これは西欧対東洋の構図をかりて、文化の支配被支配の関係の道具とすることにさえなった。つまり、アジアにおいても日本美術を盟主としてきた近代の歴史が疑問視されつつあるし、同時に他の地域の美術と相互の関係を保ちつつ、それぞれが独自の路を歩んだ歴史もアジアの研究者によって明らかにされてきている。であるならば、日本の「美術」はヨーロッパでもなく、中国でもなく日本の分類観もしくは語彙に基づいて語られるべきであるはずである。

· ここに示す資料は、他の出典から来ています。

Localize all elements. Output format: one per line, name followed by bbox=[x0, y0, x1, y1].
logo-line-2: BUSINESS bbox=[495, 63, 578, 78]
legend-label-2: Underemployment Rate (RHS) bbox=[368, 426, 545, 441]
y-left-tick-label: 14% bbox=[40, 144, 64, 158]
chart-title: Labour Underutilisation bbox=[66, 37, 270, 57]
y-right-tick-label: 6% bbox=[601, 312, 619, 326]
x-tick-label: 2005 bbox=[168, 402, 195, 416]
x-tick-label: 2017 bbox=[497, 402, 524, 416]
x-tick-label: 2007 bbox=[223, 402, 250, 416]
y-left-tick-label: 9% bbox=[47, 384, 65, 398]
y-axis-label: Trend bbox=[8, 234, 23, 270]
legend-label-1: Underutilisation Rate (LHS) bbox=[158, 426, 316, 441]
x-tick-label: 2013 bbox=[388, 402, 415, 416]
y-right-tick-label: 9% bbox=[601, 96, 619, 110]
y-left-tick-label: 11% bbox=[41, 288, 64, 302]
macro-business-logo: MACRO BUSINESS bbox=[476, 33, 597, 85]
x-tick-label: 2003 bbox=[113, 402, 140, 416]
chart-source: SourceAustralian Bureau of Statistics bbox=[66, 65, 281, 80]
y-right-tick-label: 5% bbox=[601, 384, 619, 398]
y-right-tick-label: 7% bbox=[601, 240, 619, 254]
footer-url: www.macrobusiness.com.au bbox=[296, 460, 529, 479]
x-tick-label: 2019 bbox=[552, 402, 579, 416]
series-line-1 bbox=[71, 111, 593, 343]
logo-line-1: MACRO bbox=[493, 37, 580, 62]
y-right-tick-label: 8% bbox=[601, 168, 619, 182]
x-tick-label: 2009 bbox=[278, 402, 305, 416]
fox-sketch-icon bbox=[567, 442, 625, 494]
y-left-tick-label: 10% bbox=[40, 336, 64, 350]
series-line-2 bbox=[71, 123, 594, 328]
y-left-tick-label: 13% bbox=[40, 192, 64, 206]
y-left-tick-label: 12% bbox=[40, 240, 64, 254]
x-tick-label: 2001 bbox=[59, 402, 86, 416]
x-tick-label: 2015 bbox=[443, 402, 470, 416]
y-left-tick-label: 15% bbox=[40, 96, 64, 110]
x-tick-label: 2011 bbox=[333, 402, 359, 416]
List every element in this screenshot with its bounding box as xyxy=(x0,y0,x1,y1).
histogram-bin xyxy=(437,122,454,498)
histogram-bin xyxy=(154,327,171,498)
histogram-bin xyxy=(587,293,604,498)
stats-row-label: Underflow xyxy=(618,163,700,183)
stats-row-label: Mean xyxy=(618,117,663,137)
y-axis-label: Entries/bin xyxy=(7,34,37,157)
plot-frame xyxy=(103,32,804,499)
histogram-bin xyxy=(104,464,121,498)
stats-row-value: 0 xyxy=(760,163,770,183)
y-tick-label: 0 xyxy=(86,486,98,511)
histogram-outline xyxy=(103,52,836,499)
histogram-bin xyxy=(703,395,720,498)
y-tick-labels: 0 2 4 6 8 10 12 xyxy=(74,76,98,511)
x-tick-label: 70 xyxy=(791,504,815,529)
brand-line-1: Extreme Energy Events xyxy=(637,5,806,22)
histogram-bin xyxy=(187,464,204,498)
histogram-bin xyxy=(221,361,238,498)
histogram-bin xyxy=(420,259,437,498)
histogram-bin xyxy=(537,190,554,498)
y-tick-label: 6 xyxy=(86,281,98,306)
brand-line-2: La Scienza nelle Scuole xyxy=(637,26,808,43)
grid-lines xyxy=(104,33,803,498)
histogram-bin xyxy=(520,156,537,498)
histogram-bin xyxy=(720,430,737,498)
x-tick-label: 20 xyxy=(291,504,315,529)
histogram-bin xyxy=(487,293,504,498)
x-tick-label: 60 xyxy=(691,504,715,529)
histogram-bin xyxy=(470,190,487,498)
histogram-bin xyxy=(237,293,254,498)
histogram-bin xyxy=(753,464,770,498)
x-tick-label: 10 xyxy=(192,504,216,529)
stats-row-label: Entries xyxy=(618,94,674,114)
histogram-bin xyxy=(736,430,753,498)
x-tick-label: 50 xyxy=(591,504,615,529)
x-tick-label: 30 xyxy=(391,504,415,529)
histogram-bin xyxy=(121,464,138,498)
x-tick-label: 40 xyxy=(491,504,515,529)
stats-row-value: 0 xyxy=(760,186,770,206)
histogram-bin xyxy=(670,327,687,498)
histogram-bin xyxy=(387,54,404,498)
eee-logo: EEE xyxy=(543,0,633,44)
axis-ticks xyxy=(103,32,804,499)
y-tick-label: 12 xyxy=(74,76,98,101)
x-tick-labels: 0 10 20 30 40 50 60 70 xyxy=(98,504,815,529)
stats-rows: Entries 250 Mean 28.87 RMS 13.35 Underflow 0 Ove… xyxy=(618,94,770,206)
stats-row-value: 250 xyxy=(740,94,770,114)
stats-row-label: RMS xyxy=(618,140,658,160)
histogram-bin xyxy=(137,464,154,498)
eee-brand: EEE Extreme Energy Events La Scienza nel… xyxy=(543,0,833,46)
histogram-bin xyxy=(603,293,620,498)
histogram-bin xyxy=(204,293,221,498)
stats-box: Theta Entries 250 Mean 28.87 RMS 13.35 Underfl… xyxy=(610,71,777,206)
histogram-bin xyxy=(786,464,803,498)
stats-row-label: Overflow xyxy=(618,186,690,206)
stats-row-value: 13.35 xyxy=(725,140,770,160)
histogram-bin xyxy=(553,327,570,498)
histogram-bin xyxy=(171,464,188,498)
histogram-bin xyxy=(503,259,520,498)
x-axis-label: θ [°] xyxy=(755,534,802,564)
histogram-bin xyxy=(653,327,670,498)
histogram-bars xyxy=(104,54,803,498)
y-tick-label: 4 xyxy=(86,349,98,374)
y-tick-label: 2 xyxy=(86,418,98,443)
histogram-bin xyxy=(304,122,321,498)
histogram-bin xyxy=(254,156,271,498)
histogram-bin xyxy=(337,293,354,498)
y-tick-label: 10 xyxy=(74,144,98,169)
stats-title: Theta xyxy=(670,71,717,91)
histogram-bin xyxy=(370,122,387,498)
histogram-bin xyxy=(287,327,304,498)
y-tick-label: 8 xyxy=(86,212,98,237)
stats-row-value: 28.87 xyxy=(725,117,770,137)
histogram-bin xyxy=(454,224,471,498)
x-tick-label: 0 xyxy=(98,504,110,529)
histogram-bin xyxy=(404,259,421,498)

 このテーマは未だ日本の美術史研究において俎上にあげられてはいない。先にふれた「近代日本工芸、デザイン史基礎資料の総合的調査研究」はその先駆的研究になるものと考えられる。しかしもちろん、このことが日本的特殊性を明らかにし、それに立脚する研究を推進するだけのことであるならば、研究の意義は半減するだろう。必要なのは日本的な分類体系や語彙を検証しつつ、他の分類体系や語彙への翻訳の可能性を追求することだと考える。つまり、日本「美術」はローカルな存在なのではなく、さまざまな星宇宙としての美術体系が世界に存在し、それら相互に秩序ではなく、互いが互いを敬意をもって認識できる体系こそが必要なのである。この意味で、日本「美術」はむしろその形勢の歴史の中で類まれな美意識を醸成してきた歴史があり、そこから産み出された所産としての日本「美術」は特異であるがゆえに、世界の美術に新しい展望を切り開きえる可能性を秘めていると言える。従って、本研究はこうした日本「美術」からユニヴァーサルな価値観に到達しえる筋道を示す重要なステップになると思われる。これはただ「美術」の過去を穿鑿するのではなく、そこから世界や未来に到達できる可能性を検証することなのである。従って、本研究が貢献しようとしているのは古物の世界を精緻にすることではなく、将来の日本「美術」にあるべき可能性を正しく拓くことである。この意味で、本研究は美術史的な検証、検討であると同時に、日本「美術」が秘めている可能性を世界に向けて解き放つ、優れて現代的な課題への挑戦でもある。